Aziraphale stepped quietly, reverently, even, into the large, crumbling temple. He set the food he’d brought with him aside and took out a jar of water. He poured in two glasses and smiled meekly.
“Um. Hello,” he shuffled awkwardly with his robes, “I brought you some honey and bread. It’s still very fresh.”
The waning female figure lying on a rock bed smiled. She was old, older than any age you’d possibly guess, with piercing blue eyes and flowing grey hair. She was decked in robes of the softest silk and fine jewelry that seemed to constrict her rather than adorn her. When asked, she said she preferred them on.
“How’re you holding up?” Aziraphale spoke once more while setting up a table with little stones and circles next to where she was.
“So much for eternal youth,” she managed, spluttering a bit with her “h”s.

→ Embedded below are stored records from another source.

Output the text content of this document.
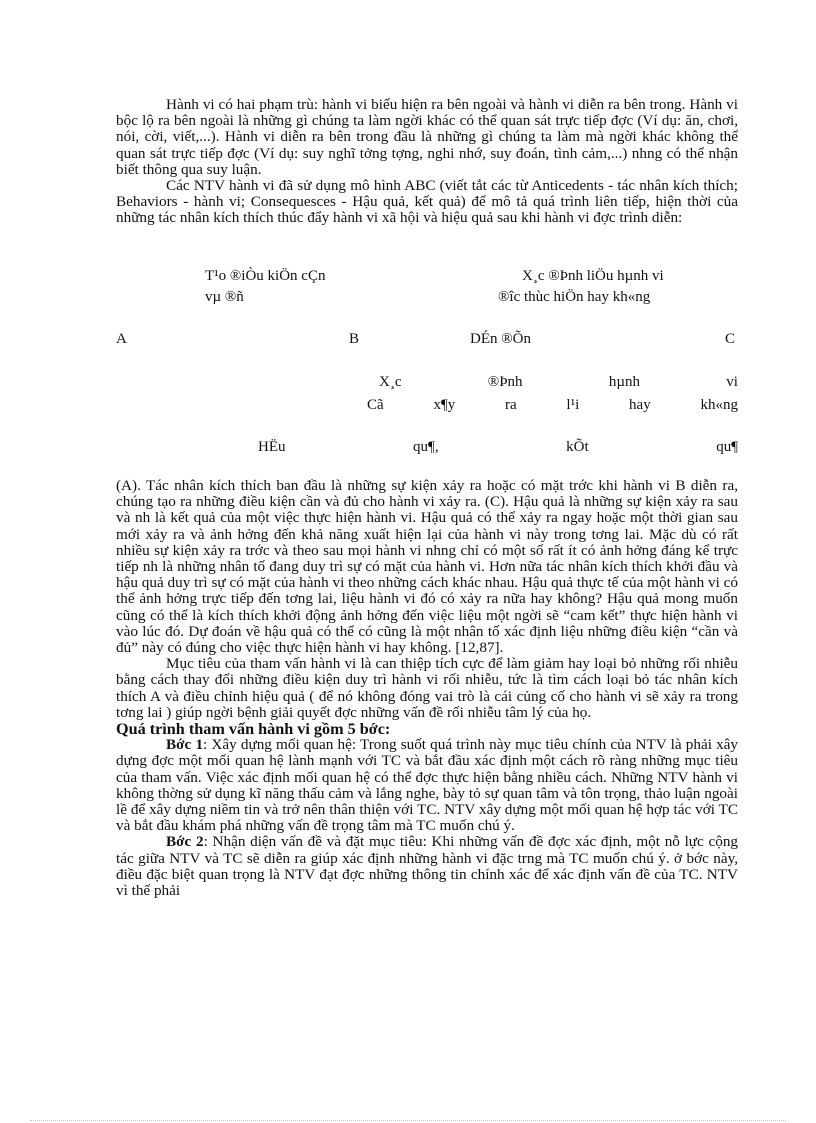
Hành vi có hai phạm trù: hành vi biểu hiện ra bên ngoài và hành vi diễn ra bên trong. Hành vi bộc lộ ra bên ngoài là những gì chúng ta làm ngời khác có thể quan sát trực tiếp đợc (Ví dụ: ăn, chơi, nói, cời, viết,...). Hành vi diễn ra bên trong đầu là những gì chúng ta làm mà ngời khác không thể quan sát trực tiếp đợc (Ví dụ: suy nghĩ tởng tợng, nghi nhớ, suy đoán, tình cảm,...) nhng có thể nhận biết thông qua suy luận.

Các NTV hành vi đã sử dụng mô hình ABC (viết tắt các từ Anticedents - tác nhân kích thích; Behaviors - hành vi; Consequesces - Hậu quả, kết quả) để mô tả quá trình liên tiếp, hiện thời của những tác nhân kích thích thúc đẩy hành vi xã hội và hiệu quả sau khi hành vi đợc trình diễn:

T¹o ®iÒu kiÖn cÇn	X¸c ®Þnh liÖu hµnh vi
vµ ®ñ	®îc thùc hiÖn hay kh«ng
A	B	DÉn ®Õn	C
X¸c	®Þnh	hµnh	vi
Cã	x¶y	ra	l¹i	hay	kh«ng
HËu	qu¶,	kÕt	qu¶

(A). Tác nhân kích thích ban đầu là những sự kiện xảy ra hoặc có mặt trớc khi hành vi B diễn ra, chúng tạo ra những điều kiện cần và đủ cho hành vi xảy ra. (C). Hậu quả là những sự kiện xảy ra sau và nh là kết quả của một việc thực hiện hành vi. Hậu quả có thể xảy ra ngay hoặc một thời gian sau mới xảy ra và ảnh hởng đến khả năng xuất hiện lại của hành vi này trong tơng lai. Mặc dù có rất nhiều sự kiện xảy ra trớc và theo sau mọi hành vi nhng chỉ có một số rất ít có ảnh hởng đáng kể trực tiếp nh là những nhân tố đang duy trì sự có mặt của hành vi. Hơn nữa tác nhân kích thích khởi đầu và hậu quả duy trì sự có mặt của hành vi theo những cách khác nhau. Hậu quả thực tế của một hành vi có thể ảnh hởng trực tiếp đến tơng lai, liệu hành vi đó có xảy ra nữa hay không? Hậu quả mong muốn cũng có thể là kích thích khởi động ảnh hởng đến việc liệu một ngời sẽ “cam kết” thực hiện hành vi vào lúc đó. Dự đoán về hậu quả có thể có cũng là một nhân tố xác định liệu những điều kiện “cần và đủ” này có đúng cho việc thực hiện hành vi hay không. [12,87].

Mục tiêu của tham vấn hành vi là can thiệp tích cực để làm giảm hay loại bỏ những rối nhiễu bằng cách thay đổi những điều kiện duy trì hành vi rối nhiễu, tức là tìm cách loại bỏ tác nhân kích thích A và điều chỉnh hiệu quả ( để nó không đóng vai trò là cái củng cố cho hành vi sẽ xảy ra trong tơng lai ) giúp ngời bệnh giải quyết đợc những vấn đề rối nhiễu tâm lý của họ.

Quá trình tham vấn hành vi gồm 5 bớc:

Bớc 1: Xây dựng mối quan hệ: Trong suốt quá trình này mục tiêu chính của NTV là phải xây dựng đợc một mối quan hệ lành mạnh với TC và bắt đầu xác định một cách rõ ràng những mục tiêu của tham vấn. Việc xác định mối quan hệ có thể đợc thực hiện bằng nhiều cách. Những NTV hành vi không thờng sử dụng kĩ năng thấu cảm và lắng nghe, bày tỏ sự quan tâm và tôn trọng, thảo luận ngoài lề để xây dựng niềm tin và trở nên thân thiện với TC. NTV xây dựng một mối quan hệ hợp tác với TC và bắt đầu khám phá những vấn đề trọng tâm mà TC muốn chú ý.

Bớc 2: Nhận diện vấn đề và đặt mục tiêu: Khi những vấn đề đợc xác định, một nỗ lực cộng tác giữa NTV và TC sẽ diễn ra giúp xác định những hành vi đặc trng mà TC muốn chú ý. ở bớc này, điều đặc biệt quan trọng là NTV đạt đợc những thông tin chính xác để xác định vấn đề của TC. NTV vì thế phải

“Nonsense, you look fine. Do you want to be white or black?”
“Why are you asking, I always pick the same.”
“And I always ask. It’s only courteous. White, then?”

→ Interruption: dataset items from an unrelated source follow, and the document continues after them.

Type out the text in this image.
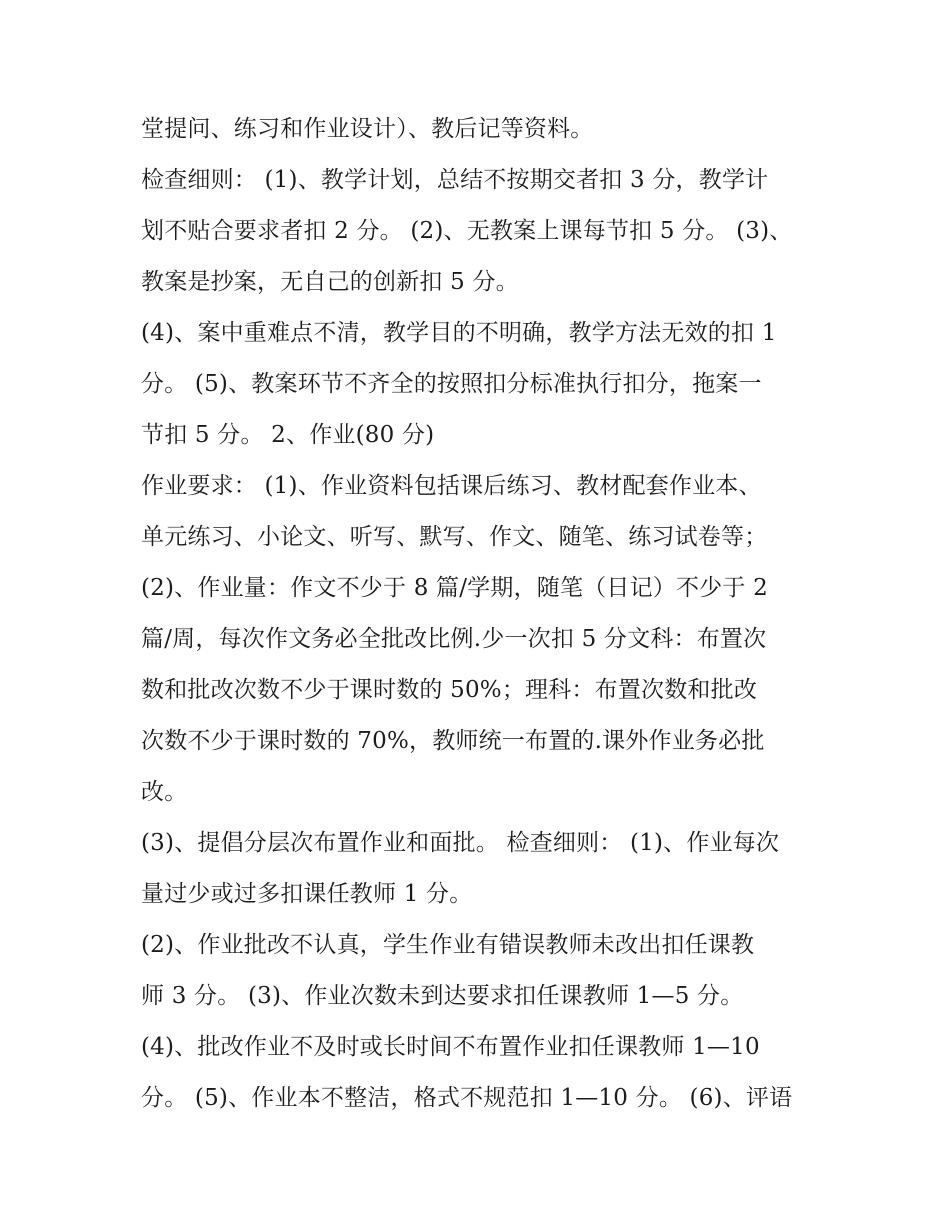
堂提问、练习和作业设计）、教后记等资料。
检查细则： (1)、教学计划，总结不按期交者扣 3 分，教学计
划不贴合要求者扣 2 分。 (2)、无教案上课每节扣 5 分。 (3)、
教案是抄案，无自己的创新扣 5 分。
(4)、案中重难点不清，教学目的不明确，教学方法无效的扣 1
分。 (5)、教案环节不齐全的按照扣分标准执行扣分，拖案一
节扣 5 分。 2、作业(80 分)
作业要求： (1)、作业资料包括课后练习、教材配套作业本、
单元练习、小论文、听写、默写、作文、随笔、练习试卷等；
(2)、作业量：作文不少于 8 篇/学期，随笔（日记）不少于 2
篇/周，每次作文务必全批改比例.少一次扣 5 分文科：布置次
数和批改次数不少于课时数的 50%；理科：布置次数和批改
次数不少于课时数的 70%，教师统一布置的.课外作业务必批
改。
(3)、提倡分层次布置作业和面批。 检查细则： (1)、作业每次
量过少或过多扣课任教师 1 分。
(2)、作业批改不认真，学生作业有错误教师未改出扣任课教
师 3 分。 (3)、作业次数未到达要求扣任课教师 1—5 分。
(4)、批改作业不及时或长时间不布置作业扣任课教师 1—10
分。 (5)、作业本不整洁，格式不规范扣 1—10 分。 (6)、评语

They played in silence, moving the pieces from place to place in turn, the food forgotten for the moment. It wasn’t a very interesting game to watch, but it was the only way they could really communicate now. The woman held up an arm to deal the winning move and paused.
“Is something wrong?”
“Do you… want me to do it for you?”
“What can I do?”
“Just revel in the spectacle, Aziraphale,” she coughed once, twice.

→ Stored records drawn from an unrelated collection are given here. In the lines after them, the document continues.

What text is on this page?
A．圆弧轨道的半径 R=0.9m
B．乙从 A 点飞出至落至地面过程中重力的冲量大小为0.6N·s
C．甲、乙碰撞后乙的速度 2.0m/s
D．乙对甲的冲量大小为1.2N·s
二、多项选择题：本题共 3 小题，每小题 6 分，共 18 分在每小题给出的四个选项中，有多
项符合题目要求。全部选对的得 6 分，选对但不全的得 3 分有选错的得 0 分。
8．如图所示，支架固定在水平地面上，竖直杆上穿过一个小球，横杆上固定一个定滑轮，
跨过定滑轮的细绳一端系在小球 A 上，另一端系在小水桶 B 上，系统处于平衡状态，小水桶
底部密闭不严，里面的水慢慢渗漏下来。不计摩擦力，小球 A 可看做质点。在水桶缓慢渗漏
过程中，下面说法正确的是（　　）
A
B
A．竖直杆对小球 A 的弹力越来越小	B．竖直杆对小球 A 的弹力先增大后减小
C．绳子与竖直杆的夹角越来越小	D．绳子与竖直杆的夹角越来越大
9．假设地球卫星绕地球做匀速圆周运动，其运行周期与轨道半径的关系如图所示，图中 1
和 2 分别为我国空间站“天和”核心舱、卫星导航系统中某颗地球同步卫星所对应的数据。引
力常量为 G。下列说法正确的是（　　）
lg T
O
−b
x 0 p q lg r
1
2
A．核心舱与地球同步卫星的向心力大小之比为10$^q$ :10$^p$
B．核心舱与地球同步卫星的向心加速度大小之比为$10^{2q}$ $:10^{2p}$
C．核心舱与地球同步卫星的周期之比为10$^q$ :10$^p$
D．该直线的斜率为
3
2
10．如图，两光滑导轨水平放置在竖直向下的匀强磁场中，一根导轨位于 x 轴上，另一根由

“No, wait,” Aziraphale tensed, “Be a dear and fetch me my elm.”
He chuckled, picking up the rusty, battered elm from the ground and placing it gently next to her. There was a comfortable silence.
“I liked Milan’s Edict, you know? I really did.”
“Why would you? You won.”
“I don’t think I did.”
“Not… not you,” she poked him in the chest with her last bit of strength, “You,” she pointed vaguely upwards.
“I know, but…”
“If it makes you feel any better… you’re holding up quite well yourself. If it were me, I’d be laughing in your face.”
“You were never one to boast, though.”
“You’re right… My brother, then. He’d do it, certainly.”
“But listen well, Aziraphale. One day, your time will come, too. You. All of you. Same as me. That’s what humans do.”
“Is that a prediction or a fortune?”
She grinned weakly, “Can’t tell.”
He gingerly placed a hand on her forehead, “You’re freezing.”
“Oh, that’s…” she started coughing again, convulsing and shaking. Aziraphale ran to grab some water and doused a ragged cloak in it. When he came back, she was still, peaceful.
There was no reply, just a grave silence hanging heavily in the air. Aziraphale walked out of the temple, the game unfinished, the bread and honey left to rot.
“And he asked me to stab him, the bastard. Wanted to go down a fighter.”
“Did you do it?”
“What other choice did I have?”
They were sitting on a rooftop, elbows and shoulders pressed together, a jug of wine next to Crowley’s thigh. The view was of a perfect sunset and a tall church. It made Crowley want to retch and Aziraphale wasn’t faring any better. It was one of those rare, tragic moments when they weren’t at each others’ throats.
“They’re all gone. No more,” Aziraphale whispered through sips of wine.
“Bloody bastards, they were.”
“Not dead. Just forgotten,” Crowley amended bitterly.
“We remember, though.”
“We don’t count.”
Aziraphale hiccupped, “I really liked her, Crowley. I really liked her a lot.”
“I know…” Crowley felt the angel’s hair on his shoulder and did nothing to stop it from staying there, “I… I know.”
“It’s not fair…” Aziraphale’s whisper was so soft even Crowley, with his inhuman hearing had a hard time making out the words. When he did, he simply nodded.
The glasses clinked together as the last two immortals in all the Empire made a silent toast.